Youssef Marakt percebeu que a morte o olhou de frente:

- O que deseja de mim?

Falou desesperado.

- Nada além da vida.- Disse a sombra que ilumina o escuro.

Pode ser que você (amigo leitor) não saiba, mas, a morte emana cheiro e calor. De fato, ela faz surgir em nós sensações que só saberemos diante da nossa própria.

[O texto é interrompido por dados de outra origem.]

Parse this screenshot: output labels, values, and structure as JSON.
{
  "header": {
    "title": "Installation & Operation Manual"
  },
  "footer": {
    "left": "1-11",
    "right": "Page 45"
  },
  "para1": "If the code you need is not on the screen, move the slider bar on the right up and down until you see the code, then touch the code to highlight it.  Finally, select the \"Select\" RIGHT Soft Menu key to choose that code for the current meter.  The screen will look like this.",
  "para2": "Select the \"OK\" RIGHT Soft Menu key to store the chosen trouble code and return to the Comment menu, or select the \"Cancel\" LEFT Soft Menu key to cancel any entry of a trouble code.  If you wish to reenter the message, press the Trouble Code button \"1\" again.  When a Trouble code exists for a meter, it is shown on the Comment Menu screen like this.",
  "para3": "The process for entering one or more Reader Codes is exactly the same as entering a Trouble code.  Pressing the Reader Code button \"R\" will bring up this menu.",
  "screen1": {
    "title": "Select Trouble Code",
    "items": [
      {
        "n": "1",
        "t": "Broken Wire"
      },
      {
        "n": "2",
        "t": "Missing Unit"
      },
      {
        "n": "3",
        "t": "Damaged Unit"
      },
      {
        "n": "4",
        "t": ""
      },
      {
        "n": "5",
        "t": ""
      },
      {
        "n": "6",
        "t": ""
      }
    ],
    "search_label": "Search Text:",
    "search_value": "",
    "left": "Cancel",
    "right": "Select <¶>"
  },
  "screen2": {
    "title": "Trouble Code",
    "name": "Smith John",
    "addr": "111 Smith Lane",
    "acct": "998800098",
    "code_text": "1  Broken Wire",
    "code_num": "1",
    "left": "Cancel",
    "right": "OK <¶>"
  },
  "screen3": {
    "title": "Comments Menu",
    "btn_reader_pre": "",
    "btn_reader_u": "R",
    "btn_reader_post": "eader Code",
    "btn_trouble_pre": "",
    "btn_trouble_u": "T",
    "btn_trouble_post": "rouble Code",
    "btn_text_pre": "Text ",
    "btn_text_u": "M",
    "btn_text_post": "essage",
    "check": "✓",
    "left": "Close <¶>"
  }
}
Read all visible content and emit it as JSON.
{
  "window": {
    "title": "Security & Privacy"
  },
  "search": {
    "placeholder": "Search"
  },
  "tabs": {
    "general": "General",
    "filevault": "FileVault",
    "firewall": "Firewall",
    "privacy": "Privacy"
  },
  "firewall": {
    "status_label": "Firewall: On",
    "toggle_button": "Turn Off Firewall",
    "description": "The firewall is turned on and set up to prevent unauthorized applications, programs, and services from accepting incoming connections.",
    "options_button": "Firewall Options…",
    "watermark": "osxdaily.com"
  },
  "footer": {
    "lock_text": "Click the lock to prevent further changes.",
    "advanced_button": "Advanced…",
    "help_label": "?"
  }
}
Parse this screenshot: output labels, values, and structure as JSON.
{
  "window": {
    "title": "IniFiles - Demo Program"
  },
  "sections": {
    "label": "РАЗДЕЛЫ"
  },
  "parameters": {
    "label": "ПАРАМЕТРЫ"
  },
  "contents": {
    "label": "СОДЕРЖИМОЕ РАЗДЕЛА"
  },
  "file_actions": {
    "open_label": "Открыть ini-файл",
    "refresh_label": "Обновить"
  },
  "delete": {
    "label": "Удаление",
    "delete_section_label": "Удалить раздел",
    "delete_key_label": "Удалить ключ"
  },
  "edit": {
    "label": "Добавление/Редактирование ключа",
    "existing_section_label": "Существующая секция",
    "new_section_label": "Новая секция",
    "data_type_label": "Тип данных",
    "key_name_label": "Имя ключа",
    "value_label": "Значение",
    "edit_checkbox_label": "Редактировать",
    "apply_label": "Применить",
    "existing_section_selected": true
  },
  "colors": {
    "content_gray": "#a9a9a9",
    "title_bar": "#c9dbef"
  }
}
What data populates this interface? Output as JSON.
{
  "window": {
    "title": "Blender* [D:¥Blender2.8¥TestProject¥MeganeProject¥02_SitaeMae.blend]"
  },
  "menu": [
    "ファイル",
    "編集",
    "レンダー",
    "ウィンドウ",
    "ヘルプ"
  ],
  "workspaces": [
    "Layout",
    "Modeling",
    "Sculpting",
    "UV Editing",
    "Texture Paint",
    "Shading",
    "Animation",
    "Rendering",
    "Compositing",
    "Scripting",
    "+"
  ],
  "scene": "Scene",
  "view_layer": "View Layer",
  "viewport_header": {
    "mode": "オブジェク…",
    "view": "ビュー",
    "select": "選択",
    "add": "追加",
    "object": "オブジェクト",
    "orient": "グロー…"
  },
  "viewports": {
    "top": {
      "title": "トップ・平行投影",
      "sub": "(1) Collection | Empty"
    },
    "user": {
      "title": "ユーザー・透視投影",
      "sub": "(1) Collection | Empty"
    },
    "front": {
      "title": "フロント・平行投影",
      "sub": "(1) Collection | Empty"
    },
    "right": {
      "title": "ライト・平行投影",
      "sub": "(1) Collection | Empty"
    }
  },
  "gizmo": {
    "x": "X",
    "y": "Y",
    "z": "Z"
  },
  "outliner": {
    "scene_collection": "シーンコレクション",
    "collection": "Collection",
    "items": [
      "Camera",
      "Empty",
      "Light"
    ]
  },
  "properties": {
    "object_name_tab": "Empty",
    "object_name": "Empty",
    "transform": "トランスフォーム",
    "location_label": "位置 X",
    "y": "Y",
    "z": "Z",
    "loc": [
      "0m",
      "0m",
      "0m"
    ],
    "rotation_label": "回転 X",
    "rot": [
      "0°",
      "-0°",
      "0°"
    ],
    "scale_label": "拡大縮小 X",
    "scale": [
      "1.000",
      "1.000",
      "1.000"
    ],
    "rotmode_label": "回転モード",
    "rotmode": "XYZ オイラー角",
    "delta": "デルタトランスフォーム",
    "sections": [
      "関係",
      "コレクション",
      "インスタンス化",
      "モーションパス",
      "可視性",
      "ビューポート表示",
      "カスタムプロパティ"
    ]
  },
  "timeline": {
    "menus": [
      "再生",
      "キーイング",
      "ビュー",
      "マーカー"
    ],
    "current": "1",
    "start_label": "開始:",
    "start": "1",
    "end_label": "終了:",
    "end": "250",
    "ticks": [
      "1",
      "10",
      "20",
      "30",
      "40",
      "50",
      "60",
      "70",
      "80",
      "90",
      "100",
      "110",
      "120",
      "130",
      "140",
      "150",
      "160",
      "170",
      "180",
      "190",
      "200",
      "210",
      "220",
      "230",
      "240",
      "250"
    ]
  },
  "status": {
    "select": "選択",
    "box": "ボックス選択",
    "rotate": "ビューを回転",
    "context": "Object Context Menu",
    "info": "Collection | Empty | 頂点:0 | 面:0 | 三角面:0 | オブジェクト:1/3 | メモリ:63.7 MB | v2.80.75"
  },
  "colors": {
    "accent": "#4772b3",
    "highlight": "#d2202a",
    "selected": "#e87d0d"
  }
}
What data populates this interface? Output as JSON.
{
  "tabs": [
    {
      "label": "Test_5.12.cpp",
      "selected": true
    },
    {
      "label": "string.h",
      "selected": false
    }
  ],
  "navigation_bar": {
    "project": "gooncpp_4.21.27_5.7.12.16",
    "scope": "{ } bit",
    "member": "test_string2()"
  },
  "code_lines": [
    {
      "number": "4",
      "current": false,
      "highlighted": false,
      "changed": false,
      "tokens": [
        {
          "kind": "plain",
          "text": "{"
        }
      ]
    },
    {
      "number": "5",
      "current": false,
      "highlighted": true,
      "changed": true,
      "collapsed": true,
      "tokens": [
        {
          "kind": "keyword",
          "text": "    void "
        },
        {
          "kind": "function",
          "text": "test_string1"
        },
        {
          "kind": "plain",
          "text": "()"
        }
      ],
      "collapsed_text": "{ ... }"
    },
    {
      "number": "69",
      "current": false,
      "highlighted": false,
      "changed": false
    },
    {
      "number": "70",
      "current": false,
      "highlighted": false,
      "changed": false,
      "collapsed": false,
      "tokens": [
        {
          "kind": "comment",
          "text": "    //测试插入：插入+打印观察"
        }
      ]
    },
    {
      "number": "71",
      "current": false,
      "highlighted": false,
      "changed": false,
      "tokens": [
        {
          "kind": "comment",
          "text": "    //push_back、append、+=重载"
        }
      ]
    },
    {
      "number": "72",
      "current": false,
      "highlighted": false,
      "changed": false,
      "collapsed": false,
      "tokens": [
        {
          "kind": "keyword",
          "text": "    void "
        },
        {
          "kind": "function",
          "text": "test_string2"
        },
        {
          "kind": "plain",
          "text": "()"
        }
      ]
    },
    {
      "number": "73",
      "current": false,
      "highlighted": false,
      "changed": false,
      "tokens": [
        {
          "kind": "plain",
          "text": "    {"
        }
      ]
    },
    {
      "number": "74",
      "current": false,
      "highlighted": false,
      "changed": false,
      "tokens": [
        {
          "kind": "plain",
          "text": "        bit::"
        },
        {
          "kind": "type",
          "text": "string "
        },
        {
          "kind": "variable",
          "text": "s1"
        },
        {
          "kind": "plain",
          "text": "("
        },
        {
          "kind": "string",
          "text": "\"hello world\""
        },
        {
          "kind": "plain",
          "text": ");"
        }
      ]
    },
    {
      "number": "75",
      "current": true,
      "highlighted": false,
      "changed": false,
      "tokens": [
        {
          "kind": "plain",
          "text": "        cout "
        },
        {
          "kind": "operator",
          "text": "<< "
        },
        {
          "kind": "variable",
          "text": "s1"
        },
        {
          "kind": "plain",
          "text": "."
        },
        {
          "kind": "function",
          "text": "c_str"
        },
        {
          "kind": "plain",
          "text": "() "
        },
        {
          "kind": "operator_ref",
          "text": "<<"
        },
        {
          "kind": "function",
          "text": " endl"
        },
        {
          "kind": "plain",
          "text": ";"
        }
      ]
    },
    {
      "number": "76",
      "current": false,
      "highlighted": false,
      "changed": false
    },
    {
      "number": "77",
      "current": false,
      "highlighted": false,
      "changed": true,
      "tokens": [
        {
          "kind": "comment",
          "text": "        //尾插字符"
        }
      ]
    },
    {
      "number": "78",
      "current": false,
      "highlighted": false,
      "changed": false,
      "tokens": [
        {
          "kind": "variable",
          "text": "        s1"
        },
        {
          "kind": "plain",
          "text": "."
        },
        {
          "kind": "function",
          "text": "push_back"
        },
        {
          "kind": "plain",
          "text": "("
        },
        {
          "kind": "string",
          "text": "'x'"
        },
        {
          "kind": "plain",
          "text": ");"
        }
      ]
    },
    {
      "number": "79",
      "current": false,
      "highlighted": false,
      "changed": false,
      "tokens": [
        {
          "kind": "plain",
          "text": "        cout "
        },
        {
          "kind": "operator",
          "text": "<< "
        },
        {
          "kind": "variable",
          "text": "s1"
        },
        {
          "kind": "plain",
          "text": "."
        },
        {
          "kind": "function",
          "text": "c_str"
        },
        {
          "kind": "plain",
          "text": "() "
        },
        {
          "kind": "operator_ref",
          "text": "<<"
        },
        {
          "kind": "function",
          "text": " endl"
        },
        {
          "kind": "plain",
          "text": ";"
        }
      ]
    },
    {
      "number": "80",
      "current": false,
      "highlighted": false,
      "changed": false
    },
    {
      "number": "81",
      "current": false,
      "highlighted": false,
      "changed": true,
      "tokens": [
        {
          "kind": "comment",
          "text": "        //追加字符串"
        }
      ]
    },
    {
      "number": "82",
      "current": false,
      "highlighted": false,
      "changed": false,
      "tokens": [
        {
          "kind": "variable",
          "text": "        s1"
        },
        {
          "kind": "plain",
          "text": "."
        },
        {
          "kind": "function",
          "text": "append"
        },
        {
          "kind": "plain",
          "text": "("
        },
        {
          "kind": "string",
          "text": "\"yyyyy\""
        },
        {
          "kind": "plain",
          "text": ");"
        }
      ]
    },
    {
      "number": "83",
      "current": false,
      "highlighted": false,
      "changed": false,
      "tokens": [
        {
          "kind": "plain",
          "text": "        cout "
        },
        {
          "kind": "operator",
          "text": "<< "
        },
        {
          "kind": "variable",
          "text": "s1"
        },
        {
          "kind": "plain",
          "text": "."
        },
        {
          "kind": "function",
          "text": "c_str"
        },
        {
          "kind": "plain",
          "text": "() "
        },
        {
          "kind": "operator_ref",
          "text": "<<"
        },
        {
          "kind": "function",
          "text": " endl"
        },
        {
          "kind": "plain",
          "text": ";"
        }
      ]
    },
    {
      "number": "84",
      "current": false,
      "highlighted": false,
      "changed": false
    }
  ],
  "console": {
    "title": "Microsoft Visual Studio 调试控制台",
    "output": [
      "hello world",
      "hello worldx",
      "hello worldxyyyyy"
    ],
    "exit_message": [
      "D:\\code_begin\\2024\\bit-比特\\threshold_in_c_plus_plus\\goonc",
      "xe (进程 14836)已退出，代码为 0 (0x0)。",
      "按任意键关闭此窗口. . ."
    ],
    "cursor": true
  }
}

Youssef não se apavora com pouca coisa. Dizem que ele mordeu uma Naja antes que essa tivesse chance de lhe dar o bote.

Homem de coragem falou:

- Quanto tempo tenho? Diga a verdade!

A morte, num gesto lento e cauteloso, levou a mão direita aos trapos sujos na direção da cintura e pegou um relógio de bolso pela corrente.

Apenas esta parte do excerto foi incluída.